Paramount Global revenue disappoints on slow subscriber growth, weak ad market By Reuters

© Reuters. FILE PHOTO: Toy figures of people are seen in front of the displayed Paramount + logo, in this illustration taken January 20, 2022. REUTERS/Dado Ruvic/Illustration

(Reuters) -Paramount Global Inc missed first-quarter revenue estimates on Thursday as it added fewer subscribers at its flagship streaming service and advertisers cut back on spending in a challenging economic environment.

Shares of the New York-based company, formerly known as ViacomCBS (NASDAQ:), fell nearly 13% in trading before the bell.
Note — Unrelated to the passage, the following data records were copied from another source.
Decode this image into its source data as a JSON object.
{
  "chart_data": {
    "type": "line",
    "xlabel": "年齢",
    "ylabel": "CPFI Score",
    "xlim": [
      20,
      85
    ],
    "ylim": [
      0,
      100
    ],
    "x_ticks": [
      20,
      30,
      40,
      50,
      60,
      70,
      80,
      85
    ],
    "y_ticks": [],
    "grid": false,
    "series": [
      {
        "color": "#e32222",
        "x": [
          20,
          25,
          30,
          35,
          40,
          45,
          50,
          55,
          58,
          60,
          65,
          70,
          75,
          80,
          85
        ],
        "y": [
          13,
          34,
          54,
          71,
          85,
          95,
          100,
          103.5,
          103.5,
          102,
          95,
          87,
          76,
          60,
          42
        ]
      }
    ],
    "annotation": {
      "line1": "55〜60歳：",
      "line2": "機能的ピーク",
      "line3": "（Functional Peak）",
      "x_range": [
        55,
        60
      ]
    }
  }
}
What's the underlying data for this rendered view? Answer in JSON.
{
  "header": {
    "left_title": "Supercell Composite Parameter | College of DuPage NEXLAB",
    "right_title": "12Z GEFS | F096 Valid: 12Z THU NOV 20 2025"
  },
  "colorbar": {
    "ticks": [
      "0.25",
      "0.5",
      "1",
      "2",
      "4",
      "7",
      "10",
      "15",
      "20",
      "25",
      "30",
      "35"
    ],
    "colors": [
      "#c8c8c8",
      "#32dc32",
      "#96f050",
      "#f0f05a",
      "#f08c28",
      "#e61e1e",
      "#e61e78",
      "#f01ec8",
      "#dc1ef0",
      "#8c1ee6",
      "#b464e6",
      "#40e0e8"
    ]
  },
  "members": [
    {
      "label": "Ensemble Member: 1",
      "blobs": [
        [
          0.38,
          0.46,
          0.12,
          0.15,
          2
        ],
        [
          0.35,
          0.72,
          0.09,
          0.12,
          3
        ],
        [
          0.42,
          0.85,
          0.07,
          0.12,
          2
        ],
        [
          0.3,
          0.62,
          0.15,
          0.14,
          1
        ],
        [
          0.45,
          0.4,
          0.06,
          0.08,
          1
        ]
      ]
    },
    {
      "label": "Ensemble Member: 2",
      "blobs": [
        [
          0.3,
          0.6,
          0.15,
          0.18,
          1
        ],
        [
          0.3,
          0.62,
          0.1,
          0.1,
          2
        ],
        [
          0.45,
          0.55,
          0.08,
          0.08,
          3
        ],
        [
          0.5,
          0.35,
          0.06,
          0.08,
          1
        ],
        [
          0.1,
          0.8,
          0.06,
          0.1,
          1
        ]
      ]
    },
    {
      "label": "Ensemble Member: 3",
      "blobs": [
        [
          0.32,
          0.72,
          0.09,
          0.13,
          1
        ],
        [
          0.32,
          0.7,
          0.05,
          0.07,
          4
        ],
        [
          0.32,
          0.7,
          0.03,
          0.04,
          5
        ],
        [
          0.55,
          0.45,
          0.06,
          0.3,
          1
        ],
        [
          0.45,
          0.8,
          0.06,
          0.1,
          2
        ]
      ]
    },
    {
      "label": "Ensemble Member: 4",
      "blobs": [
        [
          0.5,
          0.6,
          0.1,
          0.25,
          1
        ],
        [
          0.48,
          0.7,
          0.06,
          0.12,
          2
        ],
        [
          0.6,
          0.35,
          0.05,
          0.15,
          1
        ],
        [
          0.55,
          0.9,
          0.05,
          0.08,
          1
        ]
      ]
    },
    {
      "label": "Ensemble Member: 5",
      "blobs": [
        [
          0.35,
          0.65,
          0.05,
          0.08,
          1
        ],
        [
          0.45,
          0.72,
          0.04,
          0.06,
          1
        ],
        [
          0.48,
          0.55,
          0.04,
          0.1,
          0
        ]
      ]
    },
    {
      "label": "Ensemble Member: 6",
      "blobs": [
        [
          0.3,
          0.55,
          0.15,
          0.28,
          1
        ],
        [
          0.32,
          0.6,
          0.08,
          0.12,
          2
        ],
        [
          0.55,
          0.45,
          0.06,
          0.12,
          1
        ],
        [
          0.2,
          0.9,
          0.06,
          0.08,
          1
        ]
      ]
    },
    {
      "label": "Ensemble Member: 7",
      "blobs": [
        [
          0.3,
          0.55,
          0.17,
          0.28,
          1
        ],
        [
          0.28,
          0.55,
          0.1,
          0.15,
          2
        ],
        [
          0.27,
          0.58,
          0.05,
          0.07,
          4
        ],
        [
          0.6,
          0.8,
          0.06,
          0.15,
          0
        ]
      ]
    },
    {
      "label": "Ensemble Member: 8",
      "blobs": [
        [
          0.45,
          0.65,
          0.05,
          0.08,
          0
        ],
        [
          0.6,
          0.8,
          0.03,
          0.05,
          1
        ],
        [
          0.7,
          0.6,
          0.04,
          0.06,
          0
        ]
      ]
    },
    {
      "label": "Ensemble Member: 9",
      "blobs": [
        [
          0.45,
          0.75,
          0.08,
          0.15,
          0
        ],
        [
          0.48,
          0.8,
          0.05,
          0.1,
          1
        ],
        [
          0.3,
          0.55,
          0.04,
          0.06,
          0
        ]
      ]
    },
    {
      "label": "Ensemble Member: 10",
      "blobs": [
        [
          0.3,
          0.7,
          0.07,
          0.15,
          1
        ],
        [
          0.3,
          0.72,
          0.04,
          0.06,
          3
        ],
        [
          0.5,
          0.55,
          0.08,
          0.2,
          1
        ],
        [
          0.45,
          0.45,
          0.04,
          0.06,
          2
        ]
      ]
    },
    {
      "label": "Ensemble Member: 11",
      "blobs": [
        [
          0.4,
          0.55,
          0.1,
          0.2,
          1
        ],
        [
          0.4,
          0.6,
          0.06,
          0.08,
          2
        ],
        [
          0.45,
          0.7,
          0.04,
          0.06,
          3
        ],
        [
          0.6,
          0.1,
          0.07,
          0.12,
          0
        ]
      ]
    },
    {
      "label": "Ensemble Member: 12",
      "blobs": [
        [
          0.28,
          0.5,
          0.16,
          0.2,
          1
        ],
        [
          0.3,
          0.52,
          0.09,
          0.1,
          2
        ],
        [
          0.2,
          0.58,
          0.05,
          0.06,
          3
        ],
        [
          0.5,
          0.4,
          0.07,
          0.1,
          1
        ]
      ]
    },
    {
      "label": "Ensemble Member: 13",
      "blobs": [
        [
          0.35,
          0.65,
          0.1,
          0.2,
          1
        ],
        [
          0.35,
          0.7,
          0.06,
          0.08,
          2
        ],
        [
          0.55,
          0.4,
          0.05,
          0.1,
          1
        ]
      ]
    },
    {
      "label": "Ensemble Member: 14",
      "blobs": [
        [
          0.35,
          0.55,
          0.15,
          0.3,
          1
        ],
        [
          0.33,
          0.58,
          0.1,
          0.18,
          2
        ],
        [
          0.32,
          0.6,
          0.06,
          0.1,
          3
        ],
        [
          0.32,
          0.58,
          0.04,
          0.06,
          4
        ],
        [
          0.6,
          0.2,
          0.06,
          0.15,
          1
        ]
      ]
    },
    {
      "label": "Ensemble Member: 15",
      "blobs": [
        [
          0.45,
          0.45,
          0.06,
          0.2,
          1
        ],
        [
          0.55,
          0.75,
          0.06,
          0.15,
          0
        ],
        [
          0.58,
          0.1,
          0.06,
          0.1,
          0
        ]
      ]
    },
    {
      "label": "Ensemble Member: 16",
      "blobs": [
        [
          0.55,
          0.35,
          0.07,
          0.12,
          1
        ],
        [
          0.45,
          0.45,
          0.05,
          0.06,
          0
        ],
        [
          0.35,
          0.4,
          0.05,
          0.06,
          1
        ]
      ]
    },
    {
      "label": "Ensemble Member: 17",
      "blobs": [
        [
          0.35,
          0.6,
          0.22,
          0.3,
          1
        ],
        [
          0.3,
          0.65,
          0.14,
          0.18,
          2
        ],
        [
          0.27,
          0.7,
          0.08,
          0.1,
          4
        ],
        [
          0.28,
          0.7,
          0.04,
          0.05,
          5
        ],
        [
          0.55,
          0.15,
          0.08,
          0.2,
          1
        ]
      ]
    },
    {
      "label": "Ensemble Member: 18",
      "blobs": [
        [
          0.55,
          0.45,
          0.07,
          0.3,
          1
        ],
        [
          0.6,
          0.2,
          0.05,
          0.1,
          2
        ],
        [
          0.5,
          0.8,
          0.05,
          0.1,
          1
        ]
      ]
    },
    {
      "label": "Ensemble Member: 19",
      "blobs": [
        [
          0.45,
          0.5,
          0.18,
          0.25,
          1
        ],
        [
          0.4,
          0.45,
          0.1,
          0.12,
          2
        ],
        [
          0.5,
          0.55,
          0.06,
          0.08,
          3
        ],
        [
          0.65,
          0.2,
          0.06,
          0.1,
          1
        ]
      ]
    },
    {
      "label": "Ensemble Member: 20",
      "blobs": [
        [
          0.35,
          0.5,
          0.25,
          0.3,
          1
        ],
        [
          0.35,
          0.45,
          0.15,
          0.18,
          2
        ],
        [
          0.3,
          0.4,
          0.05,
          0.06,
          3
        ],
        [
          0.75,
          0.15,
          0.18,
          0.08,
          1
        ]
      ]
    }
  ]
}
They have gained more than 35% so far this year.

Paramount faces tough competition from established players such as Netflix (NASDAQ:) and Walt Disney (NYSE:) Co’s Disney+, despite ramping up investments in original content to attract subscribers to its streaming platform.

Paramount+, the company’s flagship streaming platform, added 4.1 million subscribers during the quarter, compared with 9.9 million in the preceding quarter.

Several factors, including higher prices, softening consumer demand across products and services, and weak markets, have forced companies to pull back on advertising spending.

Sales for its TV media segment declined 8% from a year earlier, with advertising revenue down 11%.

Revenue at the company was $7.27 billion in the first quarter ended March 31, compared with analysts’ average estimate of $7.42 billion, according to Refinitiv IBES data.

Overall, revenue in the company’s direct-to-consumer unit, which includes streaming platforms Paramount+ and PlutoTV, grew 39% in the first quarter. Revenue from its filmed entertainment business, which makes and distributes movies and TV shows, fell 6%.

Investment in original content and expansion of its streaming platform are also driving cash burn for the owner of the CBS network.

Operating loss stood at $1.23 billion during the quarter, compared with an operating income of $775 million a year earlier.

On an adjusted basis, the company earned 9 cents per share, below Wall Street’s estimate of 17 cents per share, according to Refinitiv IBES data.